Derartige Trägerschaften erlauben die direkte Artikulation gesellschaftlicher Interessen ohne jeden Umweg und ohne jede Verwässerung und oft im Widerspruch zu den staatlich-politischen. Das Joanneum ist bis 1848 mit seinem Leseverein ein Medium - argwöhnisch von der Zensur beobachtete - subversiver Öffentlichkeit. Indem die im ständisch besetzten Tärgergremium aktiven Bürger nicht bloß ihre individuellen Bedürfnisse verfolgen, sondern allgemeine Interessen, agieren sie politisch. Denn in ihrer Verantwortung für das gesellschaftliche Gemeinwohl arbeiten sie nicht nur den Interessen des Demos, das heißt des Staatsvolkes zu, sie sind es selbst gerade durch ihr Engagement im und für das Museum, insofern sie allgemein Interessen öffentlich artikulieren. Ja mehr noch, sie werden dadurch selbst zum Demos, agieren nicht als Bourgeois sondern als Citoyen.


Politik und Demokratie sind keine dem Museum äußerliche Eigenschaften, sie sind der Kern der aufklärerischen, bürgerlichen und europäischen Museumsidee. Sicher, man kann dem Museum diese Eigenschaften nehmen, sie schwächen oder zerstören. Und das ist, so denke ich, genau dann der Fall, wenn das Politische des Museums durch staatliche oder Parteipolitik angegriffen und ersetzt wird.
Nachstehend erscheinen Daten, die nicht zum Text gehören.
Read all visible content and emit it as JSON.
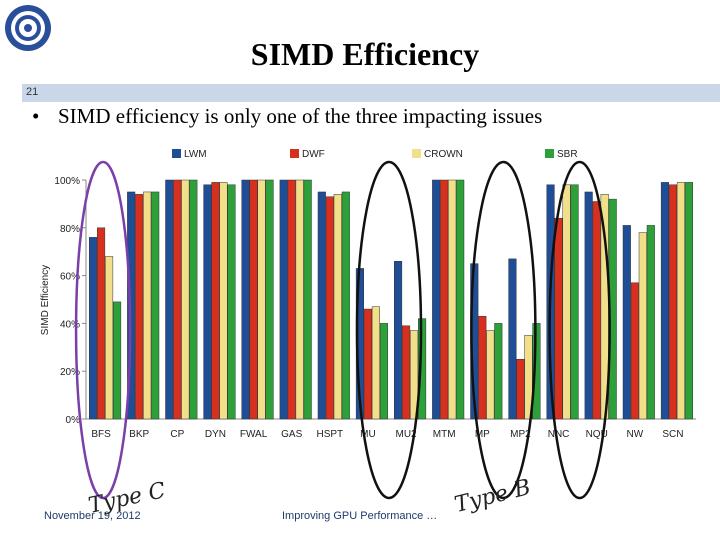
{
  "slide": {
    "title": "SIMD Efficiency",
    "number": "21",
    "bullet": "SIMD efficiency is only one of the three impacting issues",
    "footer_date": "November 19, 2012",
    "footer_center": "Improving GPU Performance …",
    "annotation_c": "Type C",
    "annotation_b": "Type B"
  },
  "colors": {
    "LWM": "#1f4e96",
    "DWF": "#d7301f",
    "CROWN": "#f2df8a",
    "SBR": "#2da03a",
    "header_bar": "#c9d7e8",
    "circle_purple": "#7b3fa8",
    "circle_black": "#111111"
  },
  "chart_data": {
    "type": "bar",
    "title": "",
    "xlabel": "",
    "ylabel": "SIMD Efficiency",
    "ylim": [
      0,
      100
    ],
    "yticks": [
      "0%",
      "20%",
      "40%",
      "60%",
      "80%",
      "100%"
    ],
    "legend_position": "top",
    "categories": [
      "BFS",
      "BKP",
      "CP",
      "DYN",
      "FWAL",
      "GAS",
      "HSPT",
      "MU",
      "MU2",
      "MTM",
      "MP",
      "MP2",
      "NNC",
      "NQU",
      "NW",
      "SCN"
    ],
    "series": [
      {
        "name": "LWM",
        "values": [
          76,
          95,
          100,
          98,
          100,
          100,
          95,
          63,
          66,
          100,
          65,
          67,
          98,
          95,
          81,
          99
        ]
      },
      {
        "name": "DWF",
        "values": [
          80,
          94,
          100,
          99,
          100,
          100,
          93,
          46,
          39,
          100,
          43,
          25,
          84,
          91,
          57,
          98
        ]
      },
      {
        "name": "CROWN",
        "values": [
          68,
          95,
          100,
          99,
          100,
          100,
          94,
          47,
          37,
          100,
          37,
          35,
          98,
          94,
          78,
          99
        ]
      },
      {
        "name": "SBR",
        "values": [
          49,
          95,
          100,
          98,
          100,
          100,
          95,
          40,
          42,
          100,
          40,
          40,
          98,
          92,
          81,
          99
        ]
      }
    ]
  }
}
Berufungsverfahren laufen oft so, wie das eben beim Universalmuseum Joanneum geschehen ist, nicht nur bei Museen, nicht nur bei Kulturinstitutionen. Aber speziell beim Grazer Joanneum bricht das Verfahren einer parteipolitischen Besetzung mit einer sehr langen Tradition demokratischer Kultur und schädigt das Museum, gerade dieses, bis ins Mark. Die einst ständisch-bürgerliche (Selbst)Verwaltung des Museums ist in einem langen Prozess bis heute auf ein Kuratorium ohne wirkliche Agenda zusammengeschrumpft und den diversen, Abteilungen zugeordneten Museumsvereinen hat der Steirische Rechnungshof erst jüngst relative Sinnlosigkeit attestiert. 


Was diese Berufung so besonders macht ist, daß sie in einem tief von demokratischer Tradition geprägten Museum erfolgt. Die Einsetzung einer neuen Leitung unter den geschilderten und von der Kleinen Zeitung scharf kritisierten Bedingungen, ist in der Geschichte des Joanneums der einzigartige Fall eines ostentativen Verzichts. Des Verzichts, dem Museum ein Ziel zu geben, eine Aufgabe zu stellen. Die könnte und müsste immer eine im Interesse des Demos sein, der Gesellschaft. Indem man das verweigert, um eine mehrfach fragwürdige Personalie im Parteinschacher auszudealen, zerstört man den ideellen Kern des Museums - und, ich bin mir sicher, das mit auch gravierenden praktischen Folgen.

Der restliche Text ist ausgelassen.